The Circassian issue became widely known in the run-up to the Olympics in Sochi, the Black Sea city which used to be part of the Circassian homeland. After the Russian Empire advanced into Circassian territory in the 19th century, the Circassians were en masse forcibly deported to the Ottoman Empire at gun point or killed. An estimated 90 percent of the Circassian population of the area was removed from their historical homeland. Today, the largest Circassian population is not in the North Caucasus, but in Turkey, where the Russians deported the bulk of the population from Circassia. Circassians worldwide have campaigned for Russia to officially recognize its treatment of the Circassians as genocide. The 2014 Olympics in Sochi provided a suitable framework for such a campaign, since the Olympics were organized in historically Circassian territory. However, some Circassian organizations, including the ICA, apparently worked to assuage the Circassians rather than demand concessions from the Russian government.

In December 2013, ICA president Sokhrokov was on his way to London to counter the activities of the majority of Circassian activists who were calling for a boycott of the Sochi Olympics. Sokhrokov ultimately did not receive a visa from the United Kingdom, but his intention of helping the Russian government to suppress the Circassian topic was in marked contrast to the majority of Circassian activists, who sought to make their plight known to the general public (Aheku.net, December 11, 2013).
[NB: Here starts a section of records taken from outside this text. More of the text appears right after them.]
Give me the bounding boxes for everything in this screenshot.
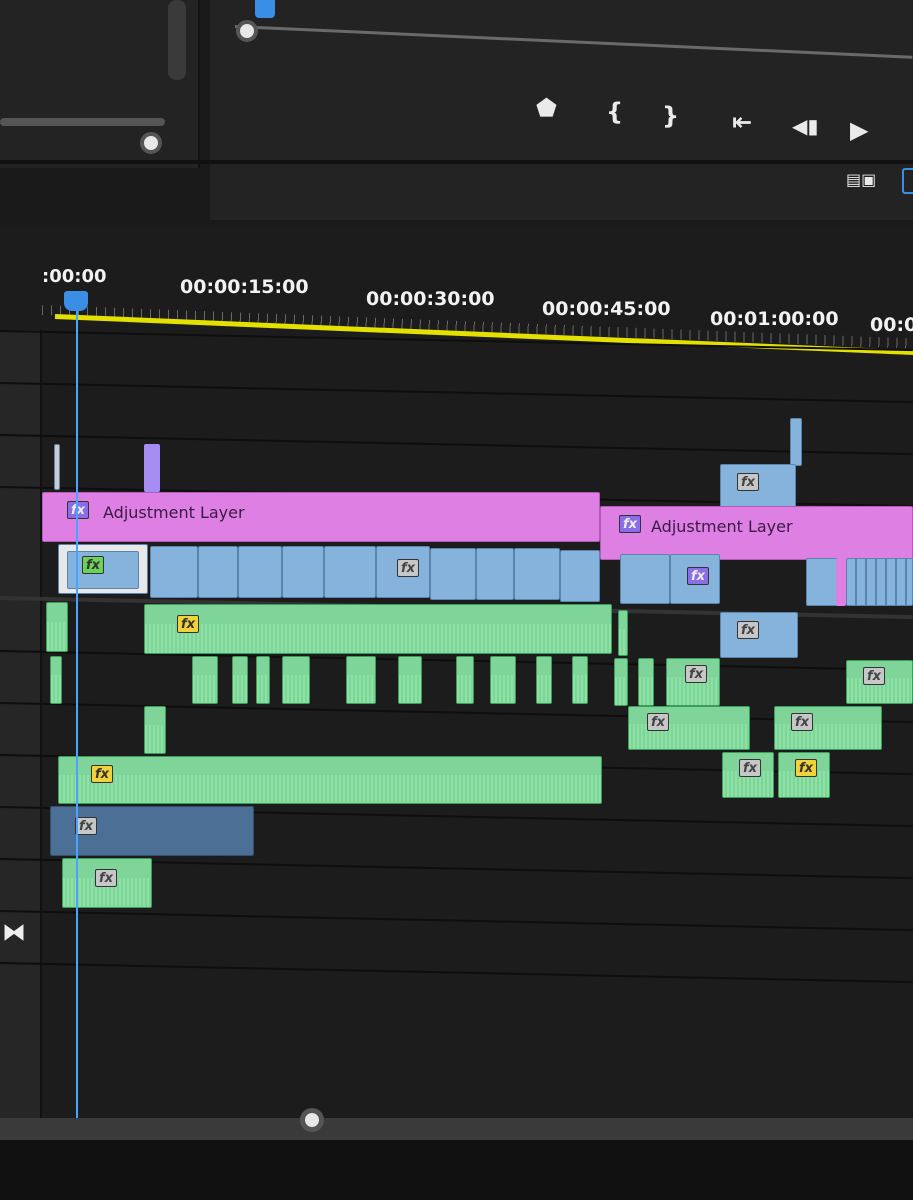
ruler-label: 00:00:15:00: [180, 276, 309, 298]
audio-clip[interactable]: [398, 656, 422, 704]
video-clip[interactable]: [150, 546, 198, 598]
video-clip[interactable]: [324, 546, 376, 598]
video-clip[interactable]: [238, 546, 282, 598]
audio-clip[interactable]: [618, 610, 628, 656]
audio-clip[interactable]: fx: [846, 660, 913, 704]
video-clip[interactable]: [836, 558, 846, 606]
playhead-line: [76, 305, 78, 1120]
audio-clip[interactable]: [456, 656, 474, 704]
video-clip[interactable]: [54, 444, 60, 490]
audio-clip[interactable]: [614, 658, 628, 706]
fx-badge: fx: [75, 817, 97, 835]
audio-clip[interactable]: [192, 656, 218, 704]
video-clip[interactable]: [476, 548, 514, 600]
video-clip[interactable]: [620, 554, 670, 604]
video-clip[interactable]: [282, 546, 324, 598]
play-icon[interactable]: ▶: [850, 118, 868, 142]
current-timecode[interactable]: :00:00: [42, 266, 107, 287]
screen-bezel: [0, 1140, 913, 1200]
video-clip[interactable]: [560, 550, 600, 602]
video-clip[interactable]: [790, 418, 802, 466]
adjustment-layer-clip[interactable]: fx Adjustment Layer: [42, 492, 600, 542]
clip-name: Adjustment Layer: [651, 517, 793, 536]
audio-clip[interactable]: fx: [722, 752, 774, 798]
audio-clip[interactable]: fx: [58, 756, 602, 804]
program-zoom-handle[interactable]: [236, 20, 258, 42]
fx-badge: fx: [647, 713, 669, 731]
step-back-icon[interactable]: ◀▮: [792, 114, 818, 138]
audio-clip[interactable]: fx: [666, 658, 720, 706]
fx-badge: fx: [67, 501, 89, 519]
audio-clip[interactable]: [282, 656, 310, 704]
playhead-handle[interactable]: [64, 291, 88, 311]
fx-badge: fx: [687, 567, 709, 585]
audio-submix-clip[interactable]: fx: [50, 806, 254, 856]
audio-clip[interactable]: [638, 658, 654, 706]
fx-badge: fx: [863, 667, 885, 685]
audio-clip[interactable]: fx: [778, 752, 830, 798]
program-monitor-time-ruler[interactable]: [234, 0, 913, 59]
mark-out-icon[interactable]: }: [662, 104, 679, 128]
audio-clip[interactable]: [346, 656, 376, 704]
fx-badge: fx: [91, 765, 113, 783]
source-monitor-panel: [0, 0, 200, 168]
fx-badge: fx: [737, 473, 759, 491]
ruler-label: 00:01:00:00: [710, 308, 839, 330]
timeline-horizontal-scrollbar[interactable]: [0, 1118, 913, 1140]
fx-badge: fx: [737, 621, 759, 639]
video-clip[interactable]: [430, 548, 476, 600]
audio-clip[interactable]: [232, 656, 248, 704]
video-clip[interactable]: [806, 558, 840, 606]
add-marker-icon[interactable]: ⬟: [536, 96, 557, 120]
audio-clip[interactable]: [50, 656, 62, 704]
adjustment-layer-clip[interactable]: fx Adjustment Layer: [600, 506, 913, 560]
fx-badge: fx: [795, 759, 817, 777]
video-clip[interactable]: [514, 548, 560, 600]
mark-in-icon[interactable]: {: [606, 100, 623, 124]
snap-icon[interactable]: ⧓: [2, 918, 26, 946]
nested-clip[interactable]: fx: [720, 612, 798, 658]
fx-badge: fx: [685, 665, 707, 683]
audio-clip[interactable]: fx: [144, 604, 612, 654]
track-headers: [0, 330, 42, 1120]
video-clip[interactable]: fx: [376, 546, 430, 598]
go-to-in-icon[interactable]: ⇤: [732, 110, 752, 134]
audio-clip[interactable]: fx: [628, 706, 750, 750]
video-clip[interactable]: fx: [670, 554, 720, 604]
audio-clip[interactable]: fx: [774, 706, 882, 750]
clip-name: Adjustment Layer: [103, 503, 245, 522]
fx-badge: fx: [397, 559, 419, 577]
audio-clip[interactable]: [46, 602, 68, 652]
audio-clip[interactable]: [256, 656, 270, 704]
ruler-label: 00:00:45:00: [542, 298, 671, 320]
fx-badge: fx: [739, 759, 761, 777]
program-playhead-handle[interactable]: [255, 0, 275, 18]
video-clip[interactable]: [198, 546, 238, 598]
audio-clip[interactable]: [490, 656, 516, 704]
panel-divider: [0, 160, 913, 164]
toggle-button[interactable]: [902, 168, 913, 194]
timeline-zoom-handle[interactable]: [300, 1108, 324, 1132]
ruler-label: 00:00:30:00: [366, 288, 495, 310]
fx-badge: fx: [95, 869, 117, 887]
video-clip[interactable]: [144, 444, 160, 492]
source-zoom-scrollbar[interactable]: [0, 118, 165, 126]
video-clip[interactable]: [846, 558, 913, 606]
vertical-scrollbar[interactable]: [168, 0, 186, 80]
fx-badge: fx: [82, 556, 104, 574]
export-frame-icon[interactable]: ▤▣: [846, 168, 876, 192]
fx-badge: fx: [177, 615, 199, 633]
audio-clip[interactable]: [572, 656, 588, 704]
fx-badge: fx: [619, 515, 641, 533]
audio-clip[interactable]: [536, 656, 552, 704]
ruler-label: 00:01: [870, 314, 913, 336]
audio-clip[interactable]: [144, 706, 166, 754]
fx-badge: fx: [791, 713, 813, 731]
video-clip[interactable]: fx: [720, 464, 796, 510]
source-zoom-handle[interactable]: [140, 132, 162, 154]
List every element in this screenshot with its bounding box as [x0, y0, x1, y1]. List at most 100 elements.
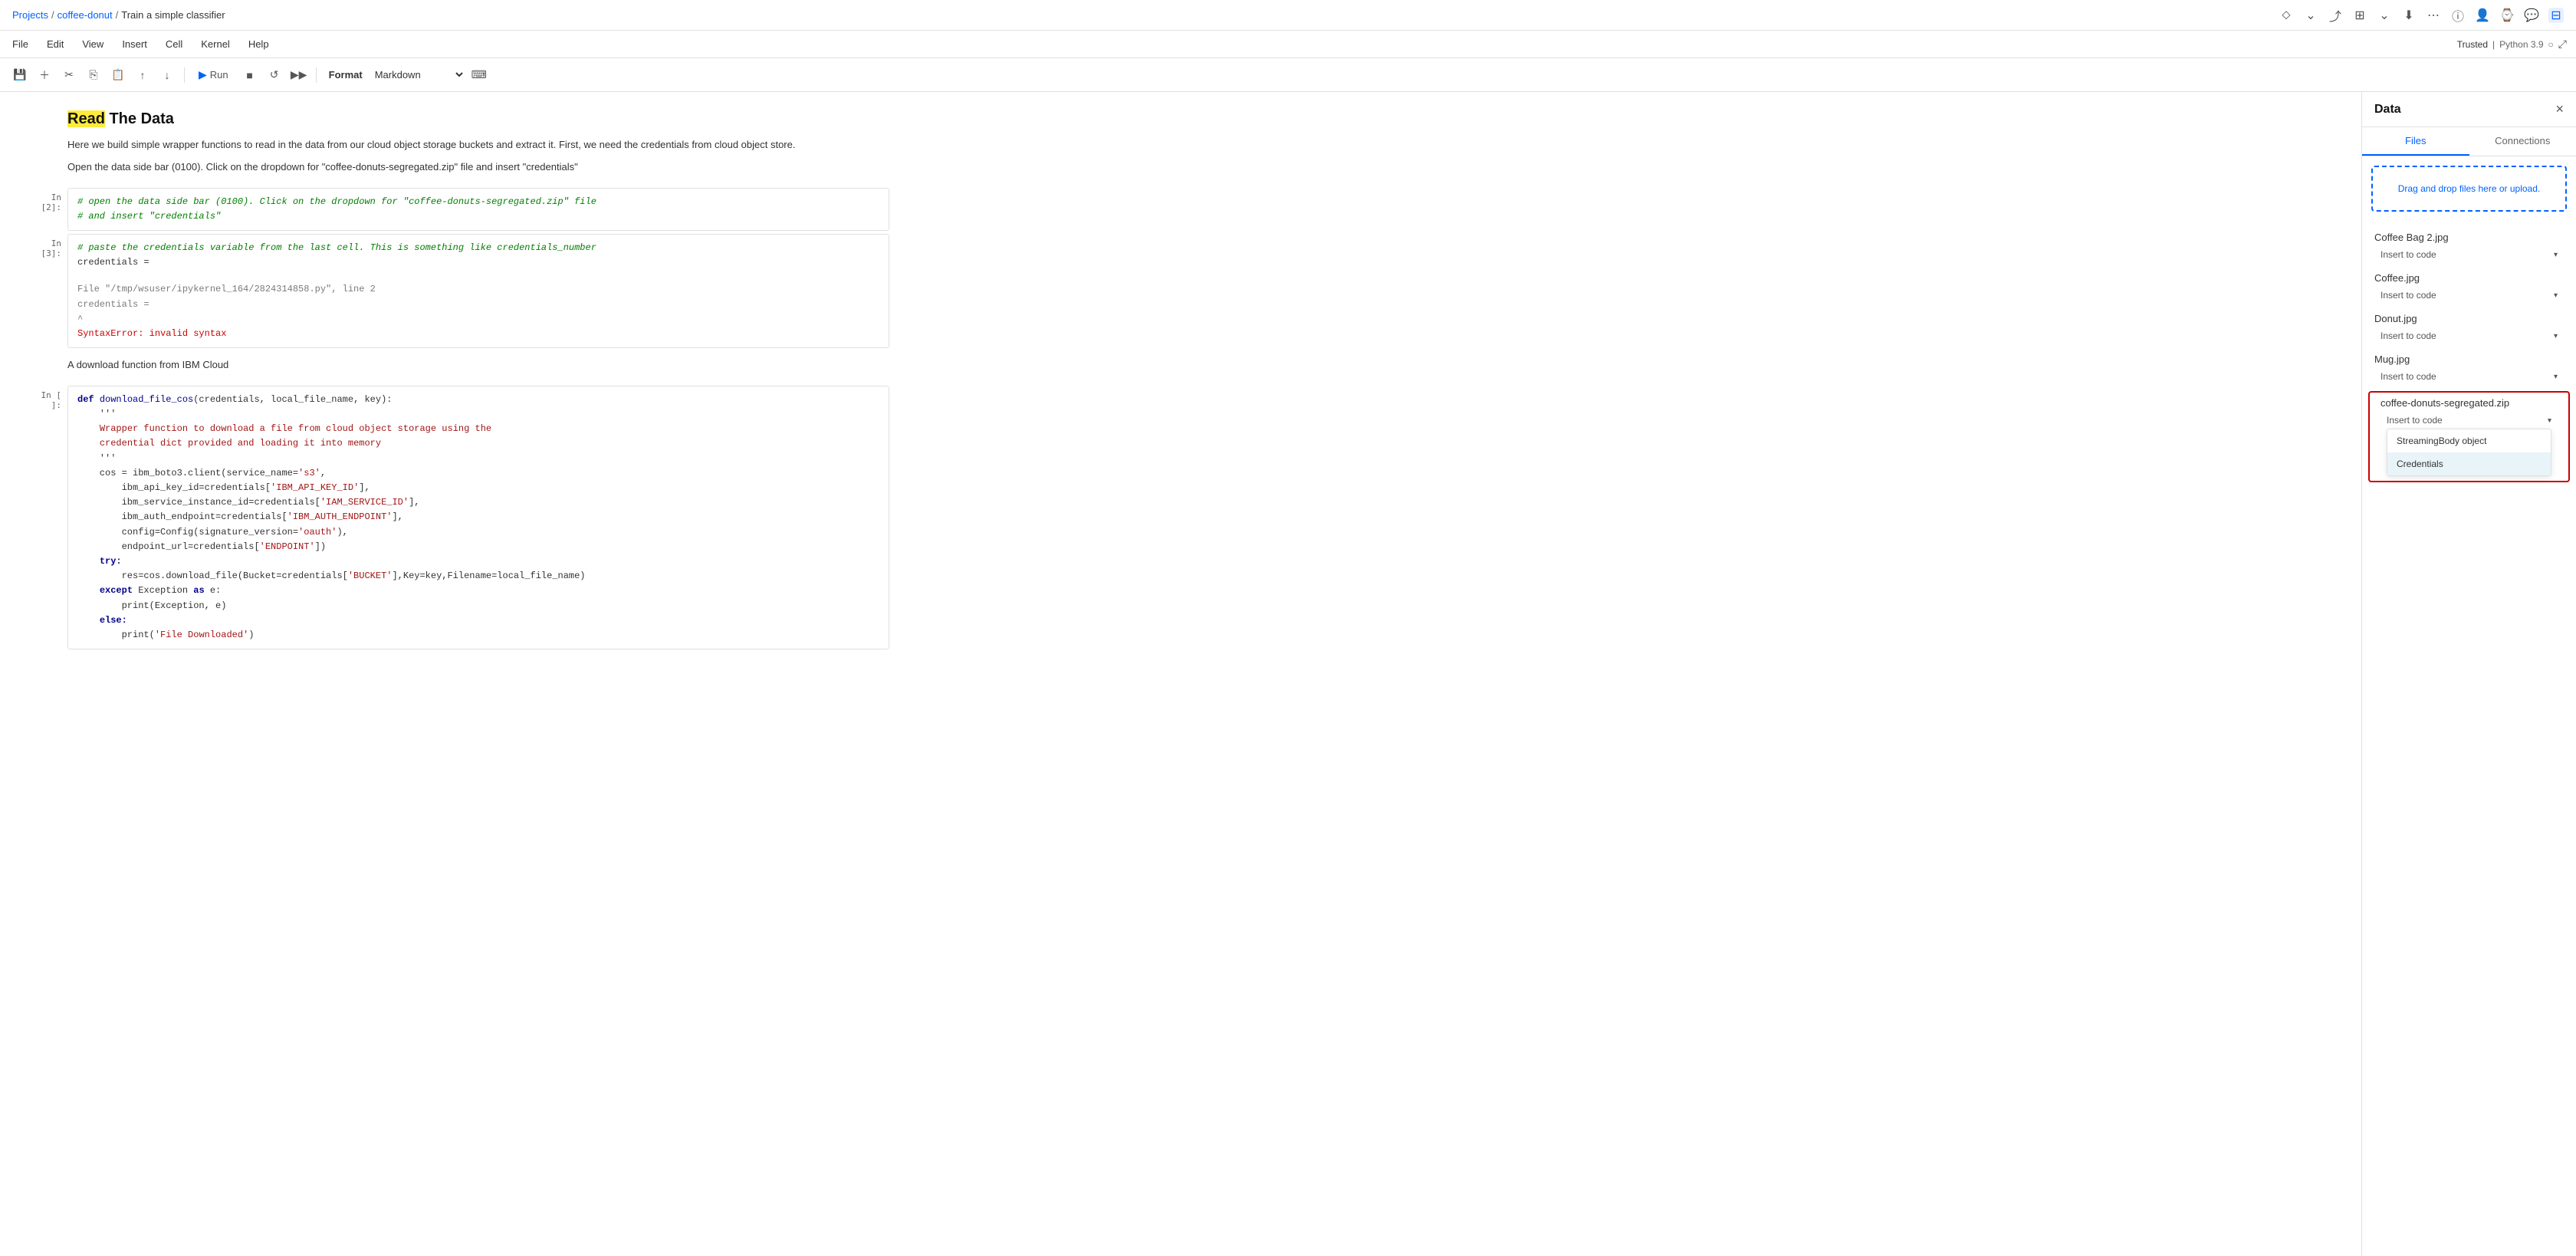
more-icon[interactable]: ⋯ — [2426, 8, 2441, 23]
trusted-badge: Trusted | Python 3.9 ○ ⤢ — [2457, 38, 2567, 51]
title-highlight: Read — [67, 110, 105, 127]
menu-file[interactable]: File — [9, 38, 31, 50]
cut-button[interactable]: ✂ — [58, 64, 80, 86]
markdown-cell-title: Read The Data Here we build simple wrapp… — [31, 104, 889, 188]
keyboard-button[interactable]: ⌨ — [468, 64, 490, 86]
notebook-area[interactable]: Read The Data Here we build simple wrapp… — [0, 92, 2361, 1256]
file-item-zip: coffee-donuts-segregated.zip Insert to c… — [2368, 391, 2570, 482]
breadcrumb-coffee-donut[interactable]: coffee-donut — [58, 9, 113, 21]
menu-edit[interactable]: Edit — [44, 38, 67, 50]
dropdown-streaming[interactable]: StreamingBody object — [2387, 429, 2551, 452]
cell4-code[interactable]: def download_file_cos(credentials, local… — [68, 386, 889, 649]
kw-except: except — [100, 585, 133, 596]
cell3-body[interactable]: # paste the credentials variable from th… — [67, 234, 889, 348]
insert-label-donut: Insert to code — [2380, 330, 2436, 341]
insert-row-donut[interactable]: Insert to code ▾ — [2374, 327, 2564, 344]
breadcrumb-projects[interactable]: Projects — [12, 9, 48, 21]
panel-close-button[interactable]: × — [2555, 101, 2564, 117]
file-name-coffee: Coffee.jpg — [2374, 272, 2564, 284]
chevron-coffee: ▾ — [2554, 291, 2558, 300]
str-auth: 'IBM_AUTH_ENDPOINT' — [288, 511, 393, 522]
expand-icon[interactable]: ⤢ — [2558, 38, 2567, 51]
cell2-label: In [2]: — [31, 188, 67, 231]
move-down-button[interactable]: ↓ — [156, 64, 178, 86]
insert-row-coffee[interactable]: Insert to code ▾ — [2374, 287, 2564, 304]
file-item-mug: Mug.jpg Insert to code ▾ — [2362, 349, 2576, 390]
para1: Here we build simple wrapper functions t… — [67, 137, 889, 153]
move-up-button[interactable]: ↑ — [132, 64, 153, 86]
code-cell-4: In [ ]: def download_file_cos(credential… — [31, 386, 889, 649]
kw-def: def — [77, 394, 94, 405]
chevron-down2-icon[interactable]: ⌄ — [2377, 8, 2392, 23]
file-item-coffee-bag: Coffee Bag 2.jpg Insert to code ▾ — [2362, 227, 2576, 268]
chevron-zip: ▴ — [2548, 416, 2551, 425]
menu-kernel[interactable]: Kernel — [198, 38, 233, 50]
stop-button[interactable]: ■ — [239, 64, 261, 86]
format-label: Format — [329, 69, 363, 81]
filter-icon[interactable]: ⬦ — [2279, 8, 2294, 23]
breadcrumb-sep2: / — [116, 9, 119, 21]
chevron-mug: ▾ — [2554, 373, 2558, 381]
cell2-body[interactable]: # open the data side bar (0100). Click o… — [67, 188, 889, 231]
insert-row-zip[interactable]: Insert to code ▴ — [2380, 412, 2558, 429]
notebook-content: Read The Data Here we build simple wrapp… — [0, 92, 920, 665]
copy-button[interactable]: ⎘ — [83, 64, 104, 86]
markdown-cell-download: A download function from IBM Cloud — [31, 351, 889, 386]
breadcrumb-current: Train a simple classifier — [121, 9, 225, 21]
cell3-code[interactable]: # paste the credentials variable from th… — [68, 235, 889, 276]
insert-row-mug[interactable]: Insert to code ▾ — [2374, 368, 2564, 385]
panel-title: Data — [2374, 103, 2401, 117]
cell3-comment: # paste the credentials variable from th… — [77, 242, 596, 253]
panel-tabs: Files Connections — [2362, 127, 2576, 156]
insert-label-coffee-bag: Insert to code — [2380, 249, 2436, 260]
run-button[interactable]: ▶ Run — [191, 65, 236, 84]
kw-try: try: — [100, 556, 122, 567]
insert-dropdown-zip: StreamingBody object Credentials — [2387, 429, 2551, 476]
info-icon[interactable]: ⓘ — [2450, 8, 2466, 23]
cell2-comment1: # open the data side bar (0100). Click o… — [77, 196, 596, 207]
str-downloaded: 'File Downloaded' — [155, 630, 248, 640]
cell2-code[interactable]: # open the data side bar (0100). Click o… — [68, 189, 889, 230]
menu-cell[interactable]: Cell — [163, 38, 186, 50]
breadcrumb: Projects / coffee-donut / Train a simple… — [12, 9, 2279, 21]
insert-label-mug: Insert to code — [2380, 371, 2436, 382]
cell4-label: In [ ]: — [31, 386, 67, 649]
right-panel: Data × Files Connections Drag and drop f… — [2361, 92, 2576, 1256]
kw-as: as — [193, 585, 204, 596]
kernel-status-icon: ○ — [2548, 39, 2554, 50]
paste-button[interactable]: 📋 — [107, 64, 129, 86]
cell4-body[interactable]: def download_file_cos(credentials, local… — [67, 386, 889, 649]
upload-area[interactable]: Drag and drop files here or upload. — [2371, 166, 2567, 212]
menu-insert[interactable]: Insert — [119, 38, 150, 50]
save-button[interactable]: 💾 — [9, 64, 31, 86]
tab-files[interactable]: Files — [2362, 127, 2469, 156]
para2: Open the data side bar (0100). Click on … — [67, 159, 889, 176]
file-name-mug: Mug.jpg — [2374, 353, 2564, 365]
table-icon[interactable]: ⊞ — [2352, 8, 2367, 23]
chevron-down-icon[interactable]: ⌄ — [2303, 8, 2318, 23]
str-bucket: 'BUCKET' — [348, 570, 393, 581]
str-wrapper2: credential dict provided and loading it … — [100, 438, 381, 449]
separator: | — [2492, 39, 2495, 50]
person-icon[interactable]: 👤 — [2475, 8, 2490, 23]
top-nav: Projects / coffee-donut / Train a simple… — [0, 0, 2576, 31]
tab-connections[interactable]: Connections — [2469, 127, 2576, 156]
history-icon[interactable]: ⌚ — [2499, 8, 2515, 23]
restart-button[interactable]: ↺ — [264, 64, 285, 86]
cell3-error: SyntaxError: invalid syntax — [77, 327, 879, 341]
chevron-coffee-bag: ▾ — [2554, 251, 2558, 259]
download-icon[interactable]: ⬇ — [2401, 8, 2417, 23]
restart-run-button[interactable]: ▶▶ — [288, 64, 310, 86]
menu-bar: File Edit View Insert Cell Kernel Help T… — [0, 31, 2576, 58]
insert-label-zip: Insert to code — [2387, 415, 2443, 426]
menu-help[interactable]: Help — [245, 38, 272, 50]
share-icon[interactable]: ⤴ — [2328, 8, 2343, 23]
comment-icon[interactable]: 💬 — [2524, 8, 2539, 23]
insert-row-coffee-bag[interactable]: Insert to code ▾ — [2374, 246, 2564, 263]
kw-else: else: — [100, 615, 127, 626]
format-select[interactable]: Markdown Code Raw NBConvert Heading — [366, 65, 465, 84]
panel-icon[interactable]: ⊟ — [2548, 8, 2564, 23]
add-cell-button[interactable]: ＋ — [34, 64, 55, 86]
menu-view[interactable]: View — [79, 38, 107, 50]
dropdown-credentials[interactable]: Credentials — [2387, 452, 2551, 475]
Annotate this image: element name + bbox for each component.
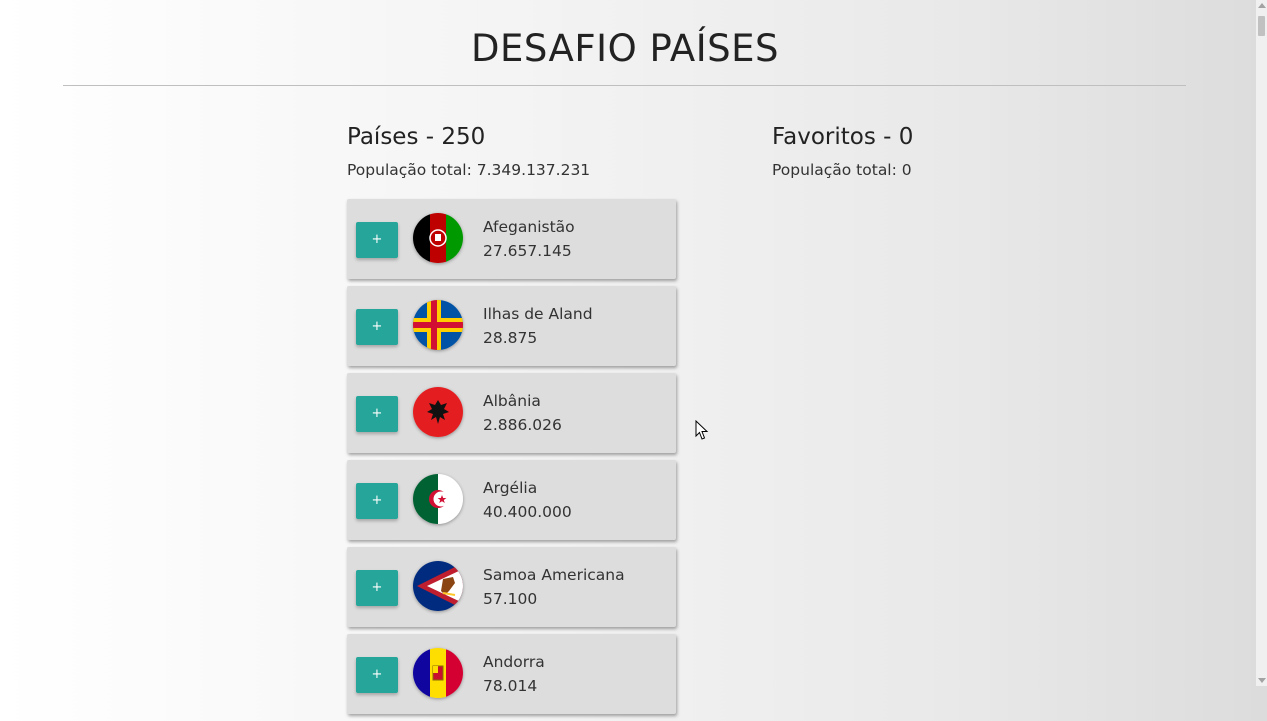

Circassian organizations outside Russia, unhappy with the activities of the ICA, became the primary drivers of change in the organization. Turkish Circassian organizations like KAFFED have threatened to leave the ICA. “The largest Circassian diaspora is in Turkey; it is made up of 5–6 million Circassians,” Bogus told the Kavkazsky Uzel website. “We cannot afford to split, because the existence of the ICA is not possible without the Turkish diaspora.” Bogus said that he favored a “constructive” relationship with the Russian authorities rather than an adversarial one. According to the Adygean activist, the Circassians can achieve progress on pressing issues only in cooperation with the Russian authorities, not through challenging them. However, even the forces loyal to Russia have been disappointed by the ICA. Asker Sokht, of Krasnodar region, spoke in favor of the ICA allowing Circassian organizations with divergent views to participate in the dialogue within the framework of the ICA, but the association ignored such calls. In the end, Sokht withdrew his organization from the ICA. The next electoral conference of the ICA is planned for September 2015 and already now Circassian organizations are expressing skepticism about its future. The ICA is an association of organizations rather than a single organization, but it has repeatedly ignored the wishes of its constituent organizations. Even Russian loyalists among the Circassians say they do not want to remain in the organization, which they say increasingly resembles a “conspiracy club” (Kavkazsky Uzel, July 2).

With the Circassian question remaining on the political agenda of the Circassians themselves and of the Russian government, the fight over setting the agenda for the future of the ICA will only intensify as control over the organization is the one means of accessing and controlling the powerful Circassian diaspora.